I would recommend taking a few minutes to read an opinion piece written in today's New York Times by Nicholas Kristof. The op-ed article introduces to the reader a young boy, Abel, who has to walk upwards of six hours to get to and from school. The history of the boy's family and his struggle to receive an education and take care of his younger siblings is both tragic and inspirational. However, the article also introduces the reader to Frederick K.W. Day, a Chicago businessman who has piloted a program to provide bikes for students such as Abel. By providing Abel a bike, his commute time to school is decreased and he has more time to study and care for his family.

Kristof ends the article with the following conclusion:

"One obstacle is donor fatigue and weariness with African corruption and repeated aid failures. Those are legitimate concerns. But this column isn’t just a story about a boy and a bike. Rather, it’s an example of an aid intervention that puts a system in place, one that is sustainable and has local buy-in, in hopes of promoting education, jobs and a virtuous cycle out of poverty. It’s a reminder that there are ways to help people help themselves, and that problems can have solutions — but we need to multiply them. Just ask Abel."

Something as simple as providing a bike has made such a difference. I wonder if provided the time, space and support, our students could not find some powerful solutions.

Tuesday, September 7, 2010

Unlearning How to Teach

What do you make of the following:

Rather than teachers delivering an information product to be ‘consumed’ and fed back by the student, co-creating value would see the teacher and student mutually involved in assembling and dissembling cultural products. As co-creators, both would add value to the capacity building work being done through the invitation to ‘meddle’ and to make errors. The teacher is in there experimenting and learning from the instructive complications of her errors alongside her students, rather than moving from desk to desk or chat room to chat room, watching over her flock.
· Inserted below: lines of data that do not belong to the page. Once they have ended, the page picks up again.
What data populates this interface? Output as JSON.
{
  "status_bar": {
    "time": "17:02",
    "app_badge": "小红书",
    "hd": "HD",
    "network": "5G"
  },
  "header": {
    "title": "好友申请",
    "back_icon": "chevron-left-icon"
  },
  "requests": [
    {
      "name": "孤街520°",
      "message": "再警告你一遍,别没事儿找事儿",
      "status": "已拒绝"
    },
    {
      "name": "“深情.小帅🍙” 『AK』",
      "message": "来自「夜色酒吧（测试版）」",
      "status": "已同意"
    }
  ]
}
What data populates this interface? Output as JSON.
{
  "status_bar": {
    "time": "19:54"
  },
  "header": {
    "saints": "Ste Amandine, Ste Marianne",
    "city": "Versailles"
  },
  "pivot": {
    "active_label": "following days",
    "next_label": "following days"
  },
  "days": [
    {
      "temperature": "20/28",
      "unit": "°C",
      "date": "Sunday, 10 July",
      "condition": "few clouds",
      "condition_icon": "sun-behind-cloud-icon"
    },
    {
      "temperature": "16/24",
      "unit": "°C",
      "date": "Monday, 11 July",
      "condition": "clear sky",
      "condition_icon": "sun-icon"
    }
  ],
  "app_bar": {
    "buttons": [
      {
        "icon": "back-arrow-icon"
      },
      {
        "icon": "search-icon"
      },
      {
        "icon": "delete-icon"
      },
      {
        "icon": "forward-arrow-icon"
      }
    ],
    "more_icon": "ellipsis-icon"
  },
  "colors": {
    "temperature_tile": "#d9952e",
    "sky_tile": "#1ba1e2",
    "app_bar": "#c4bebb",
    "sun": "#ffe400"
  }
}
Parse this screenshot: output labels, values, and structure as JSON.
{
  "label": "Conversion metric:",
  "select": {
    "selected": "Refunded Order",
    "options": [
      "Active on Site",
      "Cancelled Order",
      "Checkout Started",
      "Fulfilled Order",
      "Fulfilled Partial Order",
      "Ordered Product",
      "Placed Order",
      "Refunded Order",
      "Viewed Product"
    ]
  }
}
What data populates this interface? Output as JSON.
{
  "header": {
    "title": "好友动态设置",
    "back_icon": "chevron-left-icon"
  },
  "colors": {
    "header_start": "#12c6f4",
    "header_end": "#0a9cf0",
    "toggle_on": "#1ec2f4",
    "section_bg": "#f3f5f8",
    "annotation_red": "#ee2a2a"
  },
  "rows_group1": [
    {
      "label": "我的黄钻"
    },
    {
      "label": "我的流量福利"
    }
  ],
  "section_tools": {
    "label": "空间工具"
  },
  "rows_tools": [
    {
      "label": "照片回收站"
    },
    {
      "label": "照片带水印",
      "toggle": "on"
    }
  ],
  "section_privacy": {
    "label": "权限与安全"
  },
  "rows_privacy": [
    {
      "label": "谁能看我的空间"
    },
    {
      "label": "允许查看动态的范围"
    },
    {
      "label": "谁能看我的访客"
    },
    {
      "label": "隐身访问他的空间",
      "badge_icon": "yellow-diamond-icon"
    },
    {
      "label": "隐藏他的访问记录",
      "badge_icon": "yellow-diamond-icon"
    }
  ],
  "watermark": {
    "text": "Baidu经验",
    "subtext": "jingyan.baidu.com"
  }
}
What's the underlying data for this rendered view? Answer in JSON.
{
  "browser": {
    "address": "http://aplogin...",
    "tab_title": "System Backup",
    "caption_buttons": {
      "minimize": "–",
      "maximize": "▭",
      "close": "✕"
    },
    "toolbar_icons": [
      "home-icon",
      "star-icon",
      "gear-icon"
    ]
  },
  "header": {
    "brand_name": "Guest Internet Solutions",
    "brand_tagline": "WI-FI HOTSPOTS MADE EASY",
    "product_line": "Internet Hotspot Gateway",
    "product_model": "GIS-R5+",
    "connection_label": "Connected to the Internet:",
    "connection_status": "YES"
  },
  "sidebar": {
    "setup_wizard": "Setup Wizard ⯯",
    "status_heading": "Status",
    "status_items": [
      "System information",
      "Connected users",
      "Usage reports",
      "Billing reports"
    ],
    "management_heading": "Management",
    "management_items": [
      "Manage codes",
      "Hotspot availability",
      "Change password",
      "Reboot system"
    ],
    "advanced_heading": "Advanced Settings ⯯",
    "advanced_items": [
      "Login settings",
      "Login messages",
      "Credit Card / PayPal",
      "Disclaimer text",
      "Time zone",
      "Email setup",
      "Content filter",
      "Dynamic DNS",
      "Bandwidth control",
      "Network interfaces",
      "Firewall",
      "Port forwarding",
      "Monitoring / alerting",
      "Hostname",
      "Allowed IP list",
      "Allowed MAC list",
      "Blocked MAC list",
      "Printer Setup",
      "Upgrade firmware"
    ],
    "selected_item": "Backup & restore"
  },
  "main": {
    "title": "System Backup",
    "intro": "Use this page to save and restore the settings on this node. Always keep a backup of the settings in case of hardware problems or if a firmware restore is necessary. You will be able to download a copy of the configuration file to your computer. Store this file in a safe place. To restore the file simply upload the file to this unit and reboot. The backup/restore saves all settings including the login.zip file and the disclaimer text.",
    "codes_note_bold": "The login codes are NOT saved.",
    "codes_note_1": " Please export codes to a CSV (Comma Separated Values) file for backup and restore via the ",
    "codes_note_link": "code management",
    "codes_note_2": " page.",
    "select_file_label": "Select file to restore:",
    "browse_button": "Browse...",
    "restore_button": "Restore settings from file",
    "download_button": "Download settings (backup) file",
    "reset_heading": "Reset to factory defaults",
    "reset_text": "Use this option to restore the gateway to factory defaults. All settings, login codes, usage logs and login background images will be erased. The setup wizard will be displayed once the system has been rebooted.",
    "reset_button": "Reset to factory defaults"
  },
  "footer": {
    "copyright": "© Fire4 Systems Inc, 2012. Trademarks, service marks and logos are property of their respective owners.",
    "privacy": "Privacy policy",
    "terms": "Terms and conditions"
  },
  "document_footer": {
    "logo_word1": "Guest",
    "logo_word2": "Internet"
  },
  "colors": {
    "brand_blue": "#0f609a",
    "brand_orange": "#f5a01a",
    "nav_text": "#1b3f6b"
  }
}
How much of what we learned about teaching either as a student observer or through a training program has to be pushed aside? The above excerpt challenges what was an accepted paradigm governing classroom instruction and for many of us, this was the learning environment we experienced as students.

When one considers what is valued in today's world, instruction needs to reflect an environment in which teachers and students are working together to solve complex problems. Within the quest to find possible solutions classroom participants have to be willing to experiment and construct a working process. Teachers have to see the value in working along side students and how each group of classroom participants can learn from one another. Students can benefit from watching teachers tackle a complex problem and see steps that are taken to build successful strategies. Sharing with students how educators learn needs to be seamlessly infused into the classroom.

Wednesday, September 1, 2010

Questions We Want Students to Answer

The following was ripped from a Will Richardson blog post:

What I’m most hopeful for, however, is that their stories about school will change. Last year, far too much of the reporting about their days started with “I got a ___ on my ___ test!” or “Yes, I’ve got homework” (said in the same voice as one might say “Yes, I’ve got ringworm.”) School was something that rarely sparked a conversation about learning. Usually, it was a topic to be avoided or ignored. I hope to hear more excitement this year, more passion about learning, more thinking and doing. To that end, I’ve been coming up with a mental list of the types of questions I’m hoping they might answer:

What did you make today that was meaningful?

What did you learn about the world?

Who are you working with?

What surprised you?

What did your teachers make with you?

What did you teach others?

What unanswered questions are you struggling with?

How did you change the world in some small (or big) way?

What’s something your teachers learned today?

What did you share with the world?

What do you want to know more about?

What did you love about today?

What made you laugh?



As we prepare for students to enter our school building, let's make sure that we are occasioning experiences for students where these types of questions are being asked and addressed by our students.